From Correlation to Causality: Identifying Potential Environmental Drivers of Pathogenic Antibiotic-Resistant Bacteria in River Water Using Causal Machine Learning.
Journal:
Environmental pollution (Barking, Essex : 1987)
Published Date:
Jun 10, 2026
Abstract
Pathogenic antibiotic-resistant bacteria (PARB) pose a serious public health threat within the One Health framework, yet identifying their potential environmental drivers in complex aquatic systems remains a challenge. This study systematically compared correlation analysis, explainable machine learning, and causal machine learning within a unified framework.
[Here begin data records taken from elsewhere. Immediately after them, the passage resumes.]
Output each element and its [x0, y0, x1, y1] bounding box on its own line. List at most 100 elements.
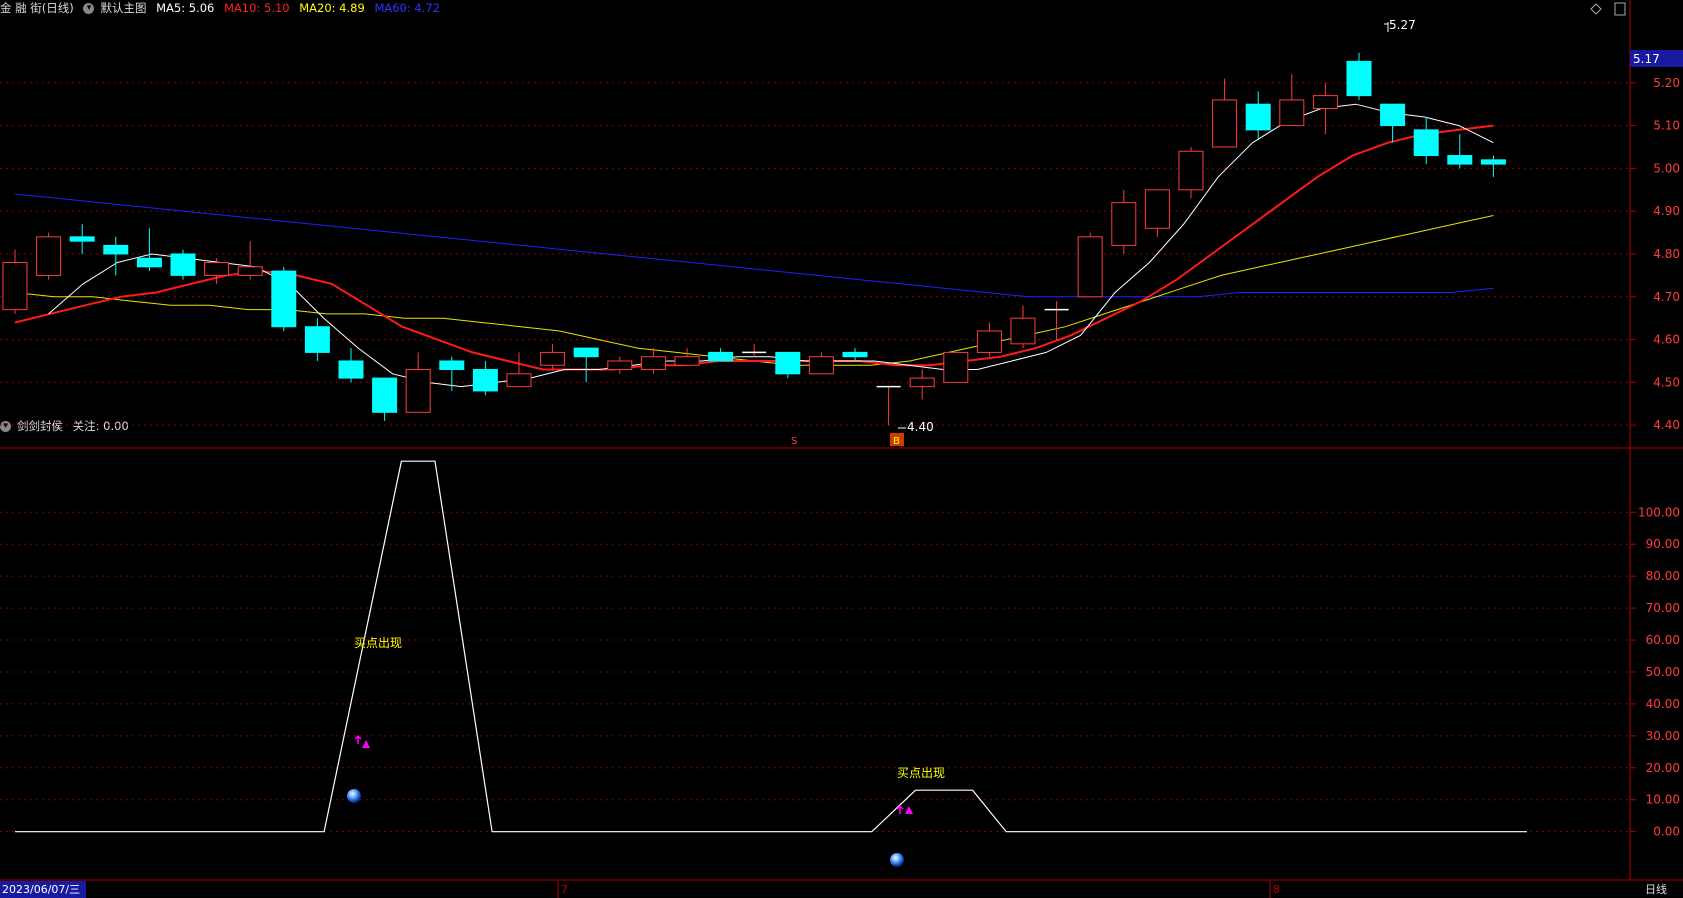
y-tick-label: 40.00	[1646, 697, 1680, 711]
candle-body	[540, 351, 566, 366]
candle-body	[304, 326, 330, 353]
y-tick-label: 5.20	[1653, 76, 1680, 90]
ma20-label: MA20: 4.89	[299, 1, 365, 15]
candle-body	[607, 360, 633, 371]
sell-mark: S	[791, 436, 797, 447]
chevron-down-icon[interactable]: ▾	[0, 421, 11, 432]
candle-body	[708, 351, 734, 362]
candle-body	[1346, 60, 1372, 97]
y-tick-label: 50.00	[1646, 665, 1680, 679]
candle-body	[976, 330, 1002, 353]
current-price-tag: 5.17	[1633, 52, 1660, 66]
candle-body	[170, 253, 196, 276]
candle-body	[640, 356, 666, 371]
ball-icon	[890, 853, 904, 867]
candle-body	[405, 369, 431, 413]
candle-body	[36, 236, 62, 276]
candle-body	[1447, 155, 1473, 165]
candle-body	[1480, 159, 1506, 165]
candle-body	[674, 356, 700, 366]
triangle-up-icon	[905, 806, 913, 814]
candle-body	[1380, 103, 1406, 127]
candle-body	[1413, 129, 1439, 157]
current-price-tag-bg	[1630, 50, 1683, 67]
ma10-label: MA10: 5.10	[224, 1, 290, 15]
candle-body	[1312, 95, 1338, 109]
candle-body	[909, 377, 935, 388]
candle-body	[506, 373, 532, 388]
focus-value: 关注: 0.00	[72, 419, 129, 433]
candle-body	[775, 351, 801, 375]
y-tick-label: 20.00	[1646, 761, 1680, 775]
ma5-line	[48, 103, 1494, 388]
candle-body	[372, 377, 398, 413]
month-label-8: 8	[1273, 883, 1280, 896]
date-label: 2023/06/07/三	[2, 883, 80, 896]
signal-text: 买点出现	[354, 636, 402, 650]
candle-body	[808, 356, 834, 375]
y-tick-label: 4.80	[1653, 247, 1680, 261]
candle-body	[1144, 189, 1170, 229]
chevron-down-icon[interactable]: ▾	[83, 3, 95, 14]
high-price-label: 5.27	[1389, 18, 1416, 32]
candle-body	[338, 360, 364, 379]
ma5-label: MA5: 5.06	[156, 1, 215, 15]
ma60-label: MA60: 4.72	[374, 1, 441, 15]
y-tick-label: 4.90	[1653, 204, 1680, 218]
y-tick-label: 90.00	[1646, 537, 1680, 551]
candle-body	[1010, 317, 1036, 345]
candle-body	[1178, 150, 1204, 191]
period-label[interactable]: 日线	[1645, 882, 1667, 896]
indicator-line	[15, 460, 1527, 833]
candle-body	[2, 262, 28, 311]
candle-body	[271, 270, 297, 328]
signal-text: 买点出现	[897, 766, 945, 780]
arrow-up-icon	[896, 804, 904, 814]
indicator-name[interactable]: 剑剑封侯	[17, 419, 63, 433]
y-tick-label: 0.00	[1653, 825, 1680, 839]
y-tick-label: 5.00	[1653, 161, 1680, 175]
ball-icon	[347, 789, 361, 803]
month-label-7: 7	[561, 883, 568, 896]
candle-body	[1212, 99, 1238, 148]
stock-name: 金 融 街(日线)	[0, 1, 74, 15]
candle-body	[842, 351, 868, 358]
candle-body	[1077, 236, 1103, 298]
main-header: 金 融 街(日线) ▾ 默认主图 MA5: 5.06 MA10: 5.10 MA2…	[0, 0, 446, 16]
y-tick-label: 10.00	[1646, 793, 1680, 807]
buy-mark-bg	[890, 433, 904, 446]
arrow-up-icon	[354, 734, 362, 744]
ma10-line	[14, 124, 1494, 371]
buy-mark: B	[893, 436, 900, 447]
y-tick-label: 100.00	[1638, 505, 1680, 519]
triangle-up-icon	[362, 740, 370, 748]
y-tick-label: 4.60	[1653, 333, 1680, 347]
y-tick-label: 4.50	[1653, 375, 1680, 389]
y-tick-label: 60.00	[1646, 633, 1680, 647]
panel-icon[interactable]	[1614, 2, 1626, 16]
candle-body	[1245, 103, 1271, 131]
candle-body	[103, 244, 129, 255]
candle-body	[136, 257, 162, 268]
candle-body	[943, 351, 969, 383]
candle-body	[573, 347, 599, 358]
diamond-icon[interactable]	[1590, 3, 1602, 15]
y-tick-label: 80.00	[1646, 569, 1680, 583]
ma20-line	[14, 215, 1494, 366]
low-price-label: 4.40	[907, 420, 934, 434]
y-tick-label: 5.10	[1653, 119, 1680, 133]
sub-header: ▾ 剑剑封侯 关注: 0.00	[0, 418, 135, 434]
template-name[interactable]: 默认主图	[100, 1, 147, 15]
candle-body	[237, 266, 263, 276]
y-tick-label: 30.00	[1646, 729, 1680, 743]
date-label-bg	[0, 881, 86, 898]
candle-body	[1111, 202, 1137, 246]
y-tick-label: 4.40	[1653, 418, 1680, 432]
ma60-line	[14, 193, 1494, 298]
candle-body	[1279, 99, 1305, 127]
candle-body	[204, 262, 230, 276]
y-tick-label: 70.00	[1646, 601, 1680, 615]
y-tick-label: 4.70	[1653, 290, 1680, 304]
candle-body	[69, 236, 95, 242]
Both Spearman correlation and explainable machine learning identified numerous potentially important factors, notably non-antibiotic pharmaceuticals such as carbamazepine and bezafibrate. However, causal inference via double machine learning, which controls for confounders and interaction effects, revealed a distinctly different driver profile. Under predefined assumptions, this approach estimated potential causal effects for dissolved oxygen, the nitrate-to-ammonium ratio, specific antibiotics (roxithromycin, azithromycin), and non-antibiotic compounds (acenaphthene, 2-chloroanthracene). Taxon-specific analysis further showed that Aeromonas aligned closely with the overall PARB causal profile, whereas Pseudomonas responded primarily to oxidation-reduction potential. Functional profiles suggested potential stress-adaptation mechanisms related to signal transduction and metabolic regulation pathways. By shifting from associative prediction to causal inference, this causal machine learning-guided framework provides a robust analytical basis for identifying environmental drivers and informing targeted management of PARB risks in aquatic ecosystems.